Ex-bankers go solo to tap into Gulf financial market
AFTER a 16-year career at Morgan Stanley Lebanese-born banker May Nasrallah detected a gap in the Middle East market for advising small companies, quit her job to set up her own financial advisory firm in Dubai.
Three years on, she has lured a number of her former Morgan Stanley colleagues to join her company, deNovo Corporate Advisors.
Nasrallah, who grew up mostly in Kuwait, is one of at least a dozen senior bankers in the Middle East who since the global financial crisis have opted to give up careers at large financial institutions to become entrepreneurs in the Gulf’s expanding financial industry.
Global banks flocked to the Gulf during the boom years of 2003 to 2007, to make a quick buck, but as the global financial crisis and economic downturn hit, things changed.
According to Thomson Reuters data, 20 global banks earned a combined $234.8 million in fees from their Middle East business in the first half of this year down from over $450 million earned in the first half of 2007. While they have retrenched in the region, seasoned bankers are finding plenty of business opportunities.
“In my business, it is very simple. You are selling comfort and not just a product,” said Pushpak Damodar, who worked at Deutsche Bank’s before setting up Global Frontiers Advisors in Dubai in 2009.

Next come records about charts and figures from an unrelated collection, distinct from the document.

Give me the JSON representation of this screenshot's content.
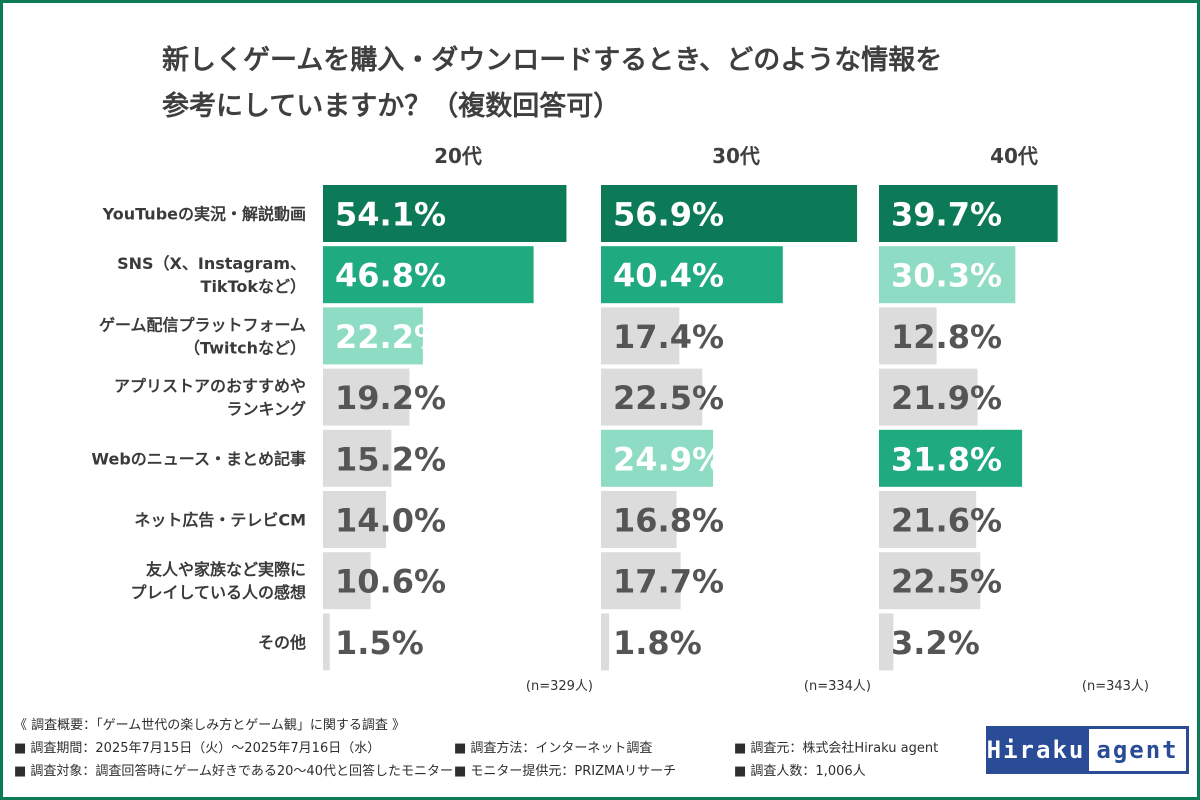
{
  "title": {
    "line1": "新しくゲームを購入・ダウンロードするとき、どのような情報を",
    "line2": "参考にしていますか？（複数回答可）"
  },
  "colors": {
    "frame": "#0d7a57",
    "top1": "#0d7a57",
    "top2": "#1faa7f",
    "top3": "#8edcc3",
    "other": "#dcdcdc",
    "label_light": "#ffffff",
    "label_dark": "#555555",
    "logo": "#2a4c96"
  },
  "chart_data": {
    "type": "bar",
    "orientation": "horizontal",
    "categories": [
      [
        "YouTubeの実況・解説動画"
      ],
      [
        "SNS（X、Instagram、",
        "TikTokなど）"
      ],
      [
        "ゲーム配信プラットフォーム",
        "（Twitchなど）"
      ],
      [
        "アプリストアのおすすめや",
        "ランキング"
      ],
      [
        "Webのニュース・まとめ記事"
      ],
      [
        "ネット広告・テレビCM"
      ],
      [
        "友人や家族など実際に",
        "プレイしている人の感想"
      ],
      [
        "その他"
      ]
    ],
    "series": [
      {
        "name": "20代",
        "n": "(n=329人)",
        "values": [
          54.1,
          46.8,
          22.2,
          19.2,
          15.2,
          14.0,
          10.6,
          1.5
        ],
        "labels": [
          "54.1%",
          "46.8%",
          "22.2%",
          "19.2%",
          "15.2%",
          "14.0%",
          "10.6%",
          "1.5%"
        ],
        "highlight_rank": [
          1,
          2,
          3,
          0,
          0,
          0,
          0,
          0
        ]
      },
      {
        "name": "30代",
        "n": "(n=334人)",
        "values": [
          56.9,
          40.4,
          17.4,
          22.5,
          24.9,
          16.8,
          17.7,
          1.8
        ],
        "labels": [
          "56.9%",
          "40.4%",
          "17.4%",
          "22.5%",
          "24.9%",
          "16.8%",
          "17.7%",
          "1.8%"
        ],
        "highlight_rank": [
          1,
          2,
          0,
          0,
          3,
          0,
          0,
          0
        ]
      },
      {
        "name": "40代",
        "n": "(n=343人)",
        "values": [
          39.7,
          30.3,
          12.8,
          21.9,
          31.8,
          21.6,
          22.5,
          3.2
        ],
        "labels": [
          "39.7%",
          "30.3%",
          "12.8%",
          "21.9%",
          "31.8%",
          "21.6%",
          "22.5%",
          "3.2%"
        ],
        "highlight_rank": [
          1,
          3,
          0,
          0,
          2,
          0,
          0,
          0
        ]
      }
    ],
    "xlim": [
      0,
      60
    ],
    "grid": false,
    "legend": "none"
  },
  "notes": {
    "summary": "《 調査概要：「ゲーム世代の楽しみ方とゲーム観」に関する調査 》",
    "period": "■ 調査期間：2025年7月15日（火）〜2025年7月16日（水）",
    "method": "■ 調査方法：インターネット調査",
    "source": "■ 調査元：株式会社Hiraku agent",
    "target": "■ 調査対象：調査回答時にゲーム好きである20〜40代と回答したモニター",
    "provider": "■ モニター提供元：PRIZMAリサーチ",
    "count": "■ 調査人数：1,006人"
  },
  "logo": {
    "part1": "Hiraku",
    "part2": "agent"
  }
}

“These markets are going to leapfrog in the years to come. If you don’t get in now, then you will have a significant disadvantage later,” Damodar said.
For the region to succeed, however, it needs to develop a culture that accepts failure in business, said another exbanker- entrepreneur. At present, business is so risk-averse that once a venture fails, it is rare to see those individuals coming back to the market with fresh ideas, he said.